Secondo me Julius de Coster è una persona che prende le cose passivamente, in pratica tutto quello che succede, sembra che non abbia importanza per lui.

b. Secondo te, emerge un decisivo mutamento nella personalità di Popinga? Di quale trasformazione si tratta e da quali momenti significativi è scandita?

c. A tuo parere, si potrebbe dire che i due personaggi del brano, Julius de Coster e Kees Popinga, presentano all’inizio comportamenti opposti, per poi, lentamente, convergere? In che senso?

b. c. Popinga all’inizio era una persona per bene, molto educata e riguardosa nei confronti delle altre persone. Aveva una grande stima di sé ed era convinto di ciò che faceva. Ma dopo l’incontro al locale con Julius de Coster il suo carattere si trasforma e sembra quasi che acquisisca il carattere di Julius de Coster, diventa più sicuro di sé, capisce che la vita che sta vivendo non è quello che vuole, e cambia il suo modo di pensare.

Spazi

a. Dove si svolge l’azione? Sempre nello stesso luogo o in luoghi diversi? Si può riscontare una prevalenza degli spazi aperti o chiusi? Gli spazi aperti sono luoghi della città o paesaggi naturali?

a) Il romanzo si svolge in più luoghi,ma il posto in cui accadono più cose è Parigi. Si può dire che c’è una prevalenza di spazi aperti e gli spazi aperti sono luoghi delle città.

b. Lo spazio è presentato in funzione realistica o può avere un significato simbolico?

b) Lo spazio è presentato in funzione realistica.

Tempo

a. Ci sono riferimenti che consentono di collocare la vicenda in una data precisa? Se si, di quali riferimenti si tratta?

a) Non ci sono riferimenti che consentono di collocare la vicenda in una data precisa.

b. E’ possibile riconoscere quanto tempo passa dall’inizio della storia alla fine? Ti vengono forniti indizi in tal senso?

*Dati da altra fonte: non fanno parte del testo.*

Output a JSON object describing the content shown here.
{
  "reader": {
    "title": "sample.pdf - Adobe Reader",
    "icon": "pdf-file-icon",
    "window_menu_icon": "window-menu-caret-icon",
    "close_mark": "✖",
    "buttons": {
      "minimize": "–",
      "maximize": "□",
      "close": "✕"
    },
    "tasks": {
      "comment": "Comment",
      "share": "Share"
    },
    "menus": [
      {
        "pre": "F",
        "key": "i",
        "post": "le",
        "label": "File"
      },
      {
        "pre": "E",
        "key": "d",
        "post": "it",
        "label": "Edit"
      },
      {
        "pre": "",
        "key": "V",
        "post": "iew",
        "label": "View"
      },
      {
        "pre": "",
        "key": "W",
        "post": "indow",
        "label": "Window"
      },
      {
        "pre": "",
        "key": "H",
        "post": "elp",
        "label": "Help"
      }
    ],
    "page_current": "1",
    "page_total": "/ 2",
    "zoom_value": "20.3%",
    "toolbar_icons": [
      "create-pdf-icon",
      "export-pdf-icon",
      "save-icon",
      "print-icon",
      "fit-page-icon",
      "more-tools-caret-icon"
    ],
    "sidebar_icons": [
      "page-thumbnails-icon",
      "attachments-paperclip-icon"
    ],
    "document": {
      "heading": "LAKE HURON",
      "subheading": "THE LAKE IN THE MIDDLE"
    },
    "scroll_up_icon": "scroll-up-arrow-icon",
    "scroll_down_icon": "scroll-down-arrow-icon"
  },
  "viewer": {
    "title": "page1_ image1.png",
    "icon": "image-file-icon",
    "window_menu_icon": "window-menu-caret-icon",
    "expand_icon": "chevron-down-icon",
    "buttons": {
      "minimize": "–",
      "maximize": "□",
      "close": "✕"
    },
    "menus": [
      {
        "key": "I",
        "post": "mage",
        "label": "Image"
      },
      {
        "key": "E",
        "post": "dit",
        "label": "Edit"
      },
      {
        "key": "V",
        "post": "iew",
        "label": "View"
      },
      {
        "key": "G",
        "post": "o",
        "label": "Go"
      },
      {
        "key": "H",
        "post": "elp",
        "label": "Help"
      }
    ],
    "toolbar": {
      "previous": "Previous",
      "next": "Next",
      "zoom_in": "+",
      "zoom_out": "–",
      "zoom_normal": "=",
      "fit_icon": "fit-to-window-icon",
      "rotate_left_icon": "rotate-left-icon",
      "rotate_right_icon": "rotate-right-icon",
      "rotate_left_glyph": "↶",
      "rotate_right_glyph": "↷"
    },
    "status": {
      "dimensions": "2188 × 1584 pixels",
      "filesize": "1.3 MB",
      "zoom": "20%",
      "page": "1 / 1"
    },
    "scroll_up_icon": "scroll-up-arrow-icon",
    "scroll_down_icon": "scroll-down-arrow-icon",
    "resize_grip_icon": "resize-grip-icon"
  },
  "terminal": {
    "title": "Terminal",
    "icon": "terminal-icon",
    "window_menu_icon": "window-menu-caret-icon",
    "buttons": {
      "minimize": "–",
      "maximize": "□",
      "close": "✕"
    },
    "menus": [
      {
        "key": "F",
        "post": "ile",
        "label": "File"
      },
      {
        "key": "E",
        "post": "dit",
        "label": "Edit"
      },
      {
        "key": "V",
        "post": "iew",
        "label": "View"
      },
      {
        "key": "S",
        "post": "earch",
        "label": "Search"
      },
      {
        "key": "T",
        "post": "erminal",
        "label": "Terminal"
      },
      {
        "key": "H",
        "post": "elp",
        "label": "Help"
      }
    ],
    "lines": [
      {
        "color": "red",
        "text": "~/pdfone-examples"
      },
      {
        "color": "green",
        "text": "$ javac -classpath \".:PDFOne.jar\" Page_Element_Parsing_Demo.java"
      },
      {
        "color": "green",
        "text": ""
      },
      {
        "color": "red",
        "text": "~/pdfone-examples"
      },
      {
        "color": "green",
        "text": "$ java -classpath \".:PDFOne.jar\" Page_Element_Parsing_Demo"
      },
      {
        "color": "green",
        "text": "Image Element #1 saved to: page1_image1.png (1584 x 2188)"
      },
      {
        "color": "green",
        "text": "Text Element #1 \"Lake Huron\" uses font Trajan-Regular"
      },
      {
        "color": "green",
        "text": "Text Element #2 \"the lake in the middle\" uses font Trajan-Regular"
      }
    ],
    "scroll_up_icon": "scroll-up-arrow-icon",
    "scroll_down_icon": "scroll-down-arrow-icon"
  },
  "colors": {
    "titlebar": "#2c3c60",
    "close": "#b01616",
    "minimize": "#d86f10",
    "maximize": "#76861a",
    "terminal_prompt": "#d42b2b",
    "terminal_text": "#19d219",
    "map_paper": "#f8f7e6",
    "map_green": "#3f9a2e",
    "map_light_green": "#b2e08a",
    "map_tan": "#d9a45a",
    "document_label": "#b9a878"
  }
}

b) La vicenda probabilmente si svolge nell’arco di un mese circa, lo si può capire in modo sommario da quando festeggia capodanno. Infatti la vicenda è iniziata una ventina di giorni prima di capodanno e termina una decina di giorni dopo.

c. La narrazione procede in ordine cronologico? Ci sono flashback rilevanti? E’ tutta in flashback? Oppure esistono anticipazioni di episodi futuri?

c) La narrazioni procede in ordine cronologico,ma ci sono alcuni flashback che non sono molto rilevanti;e all’inizio del romanzo ci sono alcune anticipazioni di episodi futuri.

Narratore

a. Il narratore è interno o esterno? E’ cioè uno dei personaggi oppure è estraneo alla vicenda? Il narratore è lo stesso o cambia nel corso della storia?

a) all’inizio del racconto il narratore è esterno, infatti è quello che anticipa alcuni fatti

è un narratore onnisciente?

c)Il narratore non è onnisciente perché è interno.

Stile

a. Il linguaggio dell’autore ti pare semplice o complesso? Ci sono termine di difficile comprensione dalla lingua che tu parli, oppure il lessico è adeguato a un/a ragazzo/a della tua età?

a) Il lessico è adeguato a un ragazzo della mia età.

b. A tuo parere, il testo, per essere ben compreso, richiede un buon livello culturale, approfondite conoscenze psicologiche oppure si rivolge ad un pubblico vasto di lettori medi?

b) Il testo si rivolge ad un pubblico vasto di lettori medi.

c. La generale struttura dei periodi è paratattica o ipotattica, in altre parole le frasi sono brevi ed incalzanti, o lunghe e complesse? Il ritmo della narrazione è lento o rapido?

c) La struttura generale dei periodi è paratattica, ma in alcuni parti del testo è anche ipotattica. Il ritmo della narrazione è rapido.

d. La struttura dei periodi e il linguaggio cambia a seconda dei capitoli o delle sezioni narrative? Per esempio, in alcuni capitoli è più narrativo e descrittivo, e in altri più dialogati?

d) La struttura dei periodi e il linguaggio usato non cambia a seconda dei capitoli o delle sezioni narrative, infatti in tutti i capitoli c’è sia la parte narrativa-descrittiva che quella dialogata.

e. Il romanzo è costruito su molti dialoghi o su descrizioni d’ambiente? Qual è il senso stilistico dell’autore?

e) Il romanzo è costruito sia sui dialoghi che sulle descrizioni dell’ambiente. L’autore fa questa scelta perché il protagonista essendo un ricercato deve parlare con le persone per avere informazioni e deve anche cercare di cambiare i luoghi dove rifugiarsi per non dare troppo nell’occhio, e questo comporta la descrizioni di tanti ambienti, dato che è in continuo movimento.